Base case ($n = 1$):
$P(1)$ is the proposition: the smallest positive integers $a \geq b$ for which, starting in state $(a,b)$, the state machine will make $1$ transition are $a = F(2) = 1$ and $b = F(1) = 1$.
$P(1)$ is true, because, starting at state $(F(2), F(1)) = (1,1)$, there's one transition to $(1,0)$, after which there are no more transitions.
Inductive step:
Assume that $P(n)$ is true for some $n \geq 1$. Then, the smallest positive integers $a \geq b$ for which, starting in state $(a,b)$, the state machine will make $n$ transitions are $F(n+1)$ and $F(n)$.
We want to show $P(n + 1)$.
Suppose that there are integers $a$ and $b$, with $a \geq b$, for which, starting in state $(a,b)$, the state machine makes $n + 1$ transitions.
From state $(a,b)$, there is one transition to $(b, \mathrm{rem}(a,b))$. So, from $(b, \mathrm{rem}(a,b))$, the state machine makes $n$ transitions. Therefore, by the induction hypothesis, $b \geq F(n + 1)$ and $\mathrm{rem}(a,b) \geq F(n)$.

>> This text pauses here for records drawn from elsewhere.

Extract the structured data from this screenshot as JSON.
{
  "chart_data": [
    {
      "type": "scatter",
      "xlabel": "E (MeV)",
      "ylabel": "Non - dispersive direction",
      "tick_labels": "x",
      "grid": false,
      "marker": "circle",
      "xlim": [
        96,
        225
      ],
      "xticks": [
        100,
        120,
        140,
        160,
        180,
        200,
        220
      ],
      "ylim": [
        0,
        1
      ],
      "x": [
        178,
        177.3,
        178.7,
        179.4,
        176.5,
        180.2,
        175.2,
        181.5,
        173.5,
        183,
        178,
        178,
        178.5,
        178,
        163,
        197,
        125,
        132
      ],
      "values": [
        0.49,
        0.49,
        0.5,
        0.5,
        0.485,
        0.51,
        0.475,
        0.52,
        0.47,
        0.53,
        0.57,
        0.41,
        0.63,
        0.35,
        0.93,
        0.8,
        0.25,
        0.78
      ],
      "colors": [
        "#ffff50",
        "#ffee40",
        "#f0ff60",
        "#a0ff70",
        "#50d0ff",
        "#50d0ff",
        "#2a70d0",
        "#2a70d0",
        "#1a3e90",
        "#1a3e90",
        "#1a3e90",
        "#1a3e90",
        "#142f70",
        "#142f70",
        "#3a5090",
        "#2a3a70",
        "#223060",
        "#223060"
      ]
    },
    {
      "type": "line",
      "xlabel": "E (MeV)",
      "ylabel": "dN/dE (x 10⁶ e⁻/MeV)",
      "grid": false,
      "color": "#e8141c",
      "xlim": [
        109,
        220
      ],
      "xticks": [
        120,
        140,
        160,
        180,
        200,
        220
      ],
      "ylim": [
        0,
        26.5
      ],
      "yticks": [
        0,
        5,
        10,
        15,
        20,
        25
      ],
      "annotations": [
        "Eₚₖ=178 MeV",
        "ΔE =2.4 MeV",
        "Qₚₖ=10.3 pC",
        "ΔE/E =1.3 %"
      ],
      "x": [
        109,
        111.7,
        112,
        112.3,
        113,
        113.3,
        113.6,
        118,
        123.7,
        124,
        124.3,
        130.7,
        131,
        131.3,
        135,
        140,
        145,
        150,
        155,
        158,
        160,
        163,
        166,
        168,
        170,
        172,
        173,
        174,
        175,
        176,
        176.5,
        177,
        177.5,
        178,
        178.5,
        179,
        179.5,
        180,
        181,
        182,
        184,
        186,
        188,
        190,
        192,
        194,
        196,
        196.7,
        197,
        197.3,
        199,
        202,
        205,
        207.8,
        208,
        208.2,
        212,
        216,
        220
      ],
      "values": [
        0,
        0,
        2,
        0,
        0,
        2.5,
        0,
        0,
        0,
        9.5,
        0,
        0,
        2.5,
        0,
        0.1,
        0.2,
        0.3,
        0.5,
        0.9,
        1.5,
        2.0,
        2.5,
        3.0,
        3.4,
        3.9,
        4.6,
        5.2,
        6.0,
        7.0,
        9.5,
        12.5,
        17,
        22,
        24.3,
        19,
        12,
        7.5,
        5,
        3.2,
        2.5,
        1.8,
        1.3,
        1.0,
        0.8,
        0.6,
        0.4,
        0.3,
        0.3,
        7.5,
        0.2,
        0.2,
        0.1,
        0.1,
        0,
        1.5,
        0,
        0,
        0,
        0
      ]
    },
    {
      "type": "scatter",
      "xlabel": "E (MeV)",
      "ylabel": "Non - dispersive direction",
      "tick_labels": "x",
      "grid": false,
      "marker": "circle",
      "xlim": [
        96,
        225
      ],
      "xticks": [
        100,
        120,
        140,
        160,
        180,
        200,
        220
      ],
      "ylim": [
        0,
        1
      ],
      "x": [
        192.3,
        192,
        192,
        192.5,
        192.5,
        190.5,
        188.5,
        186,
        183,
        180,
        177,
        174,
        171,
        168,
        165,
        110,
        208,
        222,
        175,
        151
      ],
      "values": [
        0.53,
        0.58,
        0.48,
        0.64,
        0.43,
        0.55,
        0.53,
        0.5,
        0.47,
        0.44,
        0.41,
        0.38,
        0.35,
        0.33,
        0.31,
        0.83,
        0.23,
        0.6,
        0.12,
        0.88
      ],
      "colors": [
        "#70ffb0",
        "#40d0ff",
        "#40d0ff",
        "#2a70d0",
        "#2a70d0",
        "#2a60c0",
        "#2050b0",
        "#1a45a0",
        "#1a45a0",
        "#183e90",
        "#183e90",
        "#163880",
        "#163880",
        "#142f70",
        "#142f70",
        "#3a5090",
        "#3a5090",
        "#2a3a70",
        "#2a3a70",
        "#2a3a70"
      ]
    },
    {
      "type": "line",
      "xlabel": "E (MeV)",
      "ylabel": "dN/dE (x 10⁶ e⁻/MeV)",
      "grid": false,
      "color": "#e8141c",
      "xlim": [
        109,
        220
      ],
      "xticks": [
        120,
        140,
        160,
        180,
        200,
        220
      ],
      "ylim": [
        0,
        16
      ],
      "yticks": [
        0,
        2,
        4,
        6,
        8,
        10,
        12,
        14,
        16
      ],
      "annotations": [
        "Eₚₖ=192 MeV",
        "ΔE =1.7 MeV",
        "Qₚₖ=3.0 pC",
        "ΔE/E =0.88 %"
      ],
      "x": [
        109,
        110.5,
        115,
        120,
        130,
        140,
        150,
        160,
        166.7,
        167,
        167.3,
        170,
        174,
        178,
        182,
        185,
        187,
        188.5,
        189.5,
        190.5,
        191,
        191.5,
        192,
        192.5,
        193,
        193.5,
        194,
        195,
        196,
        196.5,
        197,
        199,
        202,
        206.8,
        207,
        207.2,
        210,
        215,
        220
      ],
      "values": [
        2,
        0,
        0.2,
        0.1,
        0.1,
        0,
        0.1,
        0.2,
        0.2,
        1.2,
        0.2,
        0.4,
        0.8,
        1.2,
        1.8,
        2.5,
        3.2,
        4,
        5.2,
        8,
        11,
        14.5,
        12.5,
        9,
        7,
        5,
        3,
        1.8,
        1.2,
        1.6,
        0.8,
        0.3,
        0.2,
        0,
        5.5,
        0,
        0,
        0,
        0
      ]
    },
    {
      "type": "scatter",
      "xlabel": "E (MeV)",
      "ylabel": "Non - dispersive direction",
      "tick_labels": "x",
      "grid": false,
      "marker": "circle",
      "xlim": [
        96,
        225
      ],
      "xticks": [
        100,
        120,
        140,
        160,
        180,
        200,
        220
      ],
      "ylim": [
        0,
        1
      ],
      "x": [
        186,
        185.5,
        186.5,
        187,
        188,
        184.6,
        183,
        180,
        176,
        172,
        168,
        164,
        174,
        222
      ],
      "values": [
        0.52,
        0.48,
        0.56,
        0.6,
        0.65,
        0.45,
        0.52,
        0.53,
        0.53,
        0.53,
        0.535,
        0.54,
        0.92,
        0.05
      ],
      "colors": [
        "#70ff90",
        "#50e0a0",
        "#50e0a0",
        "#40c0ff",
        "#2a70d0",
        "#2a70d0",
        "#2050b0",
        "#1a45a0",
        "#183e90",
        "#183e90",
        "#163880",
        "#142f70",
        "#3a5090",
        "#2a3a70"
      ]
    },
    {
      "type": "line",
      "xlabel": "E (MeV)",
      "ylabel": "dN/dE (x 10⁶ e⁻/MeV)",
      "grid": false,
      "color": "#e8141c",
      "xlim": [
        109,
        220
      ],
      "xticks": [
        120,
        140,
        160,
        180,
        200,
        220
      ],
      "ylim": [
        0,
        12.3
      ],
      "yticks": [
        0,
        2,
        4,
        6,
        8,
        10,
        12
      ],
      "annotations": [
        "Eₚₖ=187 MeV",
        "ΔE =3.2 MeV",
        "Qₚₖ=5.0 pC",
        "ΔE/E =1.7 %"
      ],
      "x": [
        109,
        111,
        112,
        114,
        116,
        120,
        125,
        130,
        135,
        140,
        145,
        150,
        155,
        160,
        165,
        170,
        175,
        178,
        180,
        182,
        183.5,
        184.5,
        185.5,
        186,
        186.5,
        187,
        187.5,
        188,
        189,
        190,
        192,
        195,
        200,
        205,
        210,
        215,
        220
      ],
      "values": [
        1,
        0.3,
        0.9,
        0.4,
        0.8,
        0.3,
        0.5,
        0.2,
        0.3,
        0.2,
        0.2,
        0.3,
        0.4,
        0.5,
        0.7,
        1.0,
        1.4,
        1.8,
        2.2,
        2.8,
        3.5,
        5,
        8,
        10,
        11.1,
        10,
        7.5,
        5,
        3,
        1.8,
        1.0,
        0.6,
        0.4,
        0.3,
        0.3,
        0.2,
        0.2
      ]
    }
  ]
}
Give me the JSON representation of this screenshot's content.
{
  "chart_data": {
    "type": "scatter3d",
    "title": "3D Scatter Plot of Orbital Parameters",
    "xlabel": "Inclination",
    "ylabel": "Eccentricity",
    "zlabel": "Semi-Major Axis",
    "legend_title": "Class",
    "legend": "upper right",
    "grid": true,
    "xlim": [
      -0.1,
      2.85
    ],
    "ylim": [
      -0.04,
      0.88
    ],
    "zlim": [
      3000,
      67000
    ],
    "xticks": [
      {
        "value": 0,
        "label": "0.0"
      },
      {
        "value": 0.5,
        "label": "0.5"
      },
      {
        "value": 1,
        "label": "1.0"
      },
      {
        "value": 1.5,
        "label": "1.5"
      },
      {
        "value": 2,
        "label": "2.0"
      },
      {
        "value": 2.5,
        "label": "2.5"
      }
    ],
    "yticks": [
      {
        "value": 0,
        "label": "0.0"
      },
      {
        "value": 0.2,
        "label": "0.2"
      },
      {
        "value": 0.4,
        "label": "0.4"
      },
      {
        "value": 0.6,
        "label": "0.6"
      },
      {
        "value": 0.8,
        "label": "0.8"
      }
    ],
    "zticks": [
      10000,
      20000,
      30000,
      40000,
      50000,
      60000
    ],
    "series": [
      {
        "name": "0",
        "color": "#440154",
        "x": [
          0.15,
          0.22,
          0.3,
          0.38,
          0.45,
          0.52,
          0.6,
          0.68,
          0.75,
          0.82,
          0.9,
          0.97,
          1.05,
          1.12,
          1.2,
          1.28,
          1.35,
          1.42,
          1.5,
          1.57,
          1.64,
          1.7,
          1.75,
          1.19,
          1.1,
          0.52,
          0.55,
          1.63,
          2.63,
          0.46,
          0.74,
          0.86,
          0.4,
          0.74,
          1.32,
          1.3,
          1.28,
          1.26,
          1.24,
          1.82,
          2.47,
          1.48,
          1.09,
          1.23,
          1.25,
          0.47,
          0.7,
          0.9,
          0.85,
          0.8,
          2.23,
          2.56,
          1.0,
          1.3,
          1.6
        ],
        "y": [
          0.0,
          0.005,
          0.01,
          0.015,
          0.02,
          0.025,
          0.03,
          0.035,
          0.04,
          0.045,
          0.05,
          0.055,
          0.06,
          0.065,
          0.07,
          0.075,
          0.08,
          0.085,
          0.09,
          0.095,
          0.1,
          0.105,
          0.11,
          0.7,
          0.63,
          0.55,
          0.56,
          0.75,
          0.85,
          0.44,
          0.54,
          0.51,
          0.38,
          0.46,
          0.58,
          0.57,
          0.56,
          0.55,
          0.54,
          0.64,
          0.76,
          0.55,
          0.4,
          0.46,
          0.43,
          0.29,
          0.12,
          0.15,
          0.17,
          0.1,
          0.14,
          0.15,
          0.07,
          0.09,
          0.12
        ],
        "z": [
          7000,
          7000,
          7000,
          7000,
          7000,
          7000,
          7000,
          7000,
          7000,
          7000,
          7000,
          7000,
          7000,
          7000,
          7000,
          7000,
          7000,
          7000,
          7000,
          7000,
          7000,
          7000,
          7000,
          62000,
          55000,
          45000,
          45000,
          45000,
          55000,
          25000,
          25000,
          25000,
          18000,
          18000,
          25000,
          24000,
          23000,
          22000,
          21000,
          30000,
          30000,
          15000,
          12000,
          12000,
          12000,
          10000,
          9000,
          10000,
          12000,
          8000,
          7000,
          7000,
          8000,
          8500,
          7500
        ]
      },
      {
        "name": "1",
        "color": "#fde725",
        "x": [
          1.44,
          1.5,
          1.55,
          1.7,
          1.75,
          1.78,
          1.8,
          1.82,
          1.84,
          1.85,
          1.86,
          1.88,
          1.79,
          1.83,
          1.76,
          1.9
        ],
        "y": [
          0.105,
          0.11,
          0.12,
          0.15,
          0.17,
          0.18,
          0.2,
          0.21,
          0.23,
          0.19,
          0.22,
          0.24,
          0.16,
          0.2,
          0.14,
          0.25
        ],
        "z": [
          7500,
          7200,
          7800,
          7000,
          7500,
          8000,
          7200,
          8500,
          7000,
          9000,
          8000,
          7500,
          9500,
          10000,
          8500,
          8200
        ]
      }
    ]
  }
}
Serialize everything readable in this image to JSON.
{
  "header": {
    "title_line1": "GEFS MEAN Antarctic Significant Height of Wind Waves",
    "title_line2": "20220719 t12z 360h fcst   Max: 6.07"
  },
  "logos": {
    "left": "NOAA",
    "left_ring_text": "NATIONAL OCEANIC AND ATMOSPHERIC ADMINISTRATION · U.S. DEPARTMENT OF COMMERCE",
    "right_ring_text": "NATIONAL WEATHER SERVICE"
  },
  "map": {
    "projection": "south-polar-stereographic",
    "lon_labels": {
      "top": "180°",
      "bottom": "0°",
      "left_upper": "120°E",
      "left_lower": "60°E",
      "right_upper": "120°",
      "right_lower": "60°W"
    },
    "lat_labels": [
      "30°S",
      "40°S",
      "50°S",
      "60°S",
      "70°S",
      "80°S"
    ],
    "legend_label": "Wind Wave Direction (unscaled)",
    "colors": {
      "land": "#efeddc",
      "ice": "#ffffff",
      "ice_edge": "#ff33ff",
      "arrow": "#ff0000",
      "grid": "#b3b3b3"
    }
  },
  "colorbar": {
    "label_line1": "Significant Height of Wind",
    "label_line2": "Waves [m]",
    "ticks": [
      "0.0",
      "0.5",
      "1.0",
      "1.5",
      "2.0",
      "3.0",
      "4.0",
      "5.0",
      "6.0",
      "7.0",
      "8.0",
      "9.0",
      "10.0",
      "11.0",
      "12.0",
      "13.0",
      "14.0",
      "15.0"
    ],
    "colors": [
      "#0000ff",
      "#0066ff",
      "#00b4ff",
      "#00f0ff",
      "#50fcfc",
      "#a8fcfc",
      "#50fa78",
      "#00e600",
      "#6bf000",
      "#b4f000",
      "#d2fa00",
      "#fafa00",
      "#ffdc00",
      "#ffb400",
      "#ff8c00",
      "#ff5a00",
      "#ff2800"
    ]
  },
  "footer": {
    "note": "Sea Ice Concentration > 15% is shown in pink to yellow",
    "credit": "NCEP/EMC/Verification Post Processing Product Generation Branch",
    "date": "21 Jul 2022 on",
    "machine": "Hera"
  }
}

By the division theorem, $\mathrm{rem}(a,b) = a - qb$, where $q$ is an integer. So, $a - qb >= F(n)$. Also, since $a \geq b$, then $q \geq 1$. Therefore:
$$a \geq F(n) + qb \geq F(n) + b \geq F(n) + F(n + 1) \geq F(n + 2)$$
Therefore, $a \geq F(n + 2)$ and $b \geq F(n + 1)$.
Now, I will show that, starting from $(F(n+2), F(n+1))$, the state machine will make $n + 1$ transitions.
Consider the state $T = (F(n + 2), F(n + 1))$. It has a transition to $T' = (F(n + 1), \mathrm{rem}(F(n+2), F(n+1)))$.
But $\mathrm{rem}(F(n+2), F(n+1)) = \mathrm{rem}(F(n) + F(n+1), F(n+1)) = \mathrm{rem}(F(n), F(n+1)) = F(n)$.
So, $T' = (F(n + 1), F(n))$.
By the induction hypothesis, starting from $T'$, the state machine makes $n$ transitions. Therefore, starting from $T$, the state machine makes $n + 1$ transitions.
It follows that the smallest positive integers $a \geq b$ for which, starting in state $(a,b)$, the state machine will make $n+1$ transitions are $a=F(n+2)$ and $b=F(n+1)$.
This proves $P(n + 1)$.
Therefore, by induction, $P(n)$ is true for all $n\geq 1$.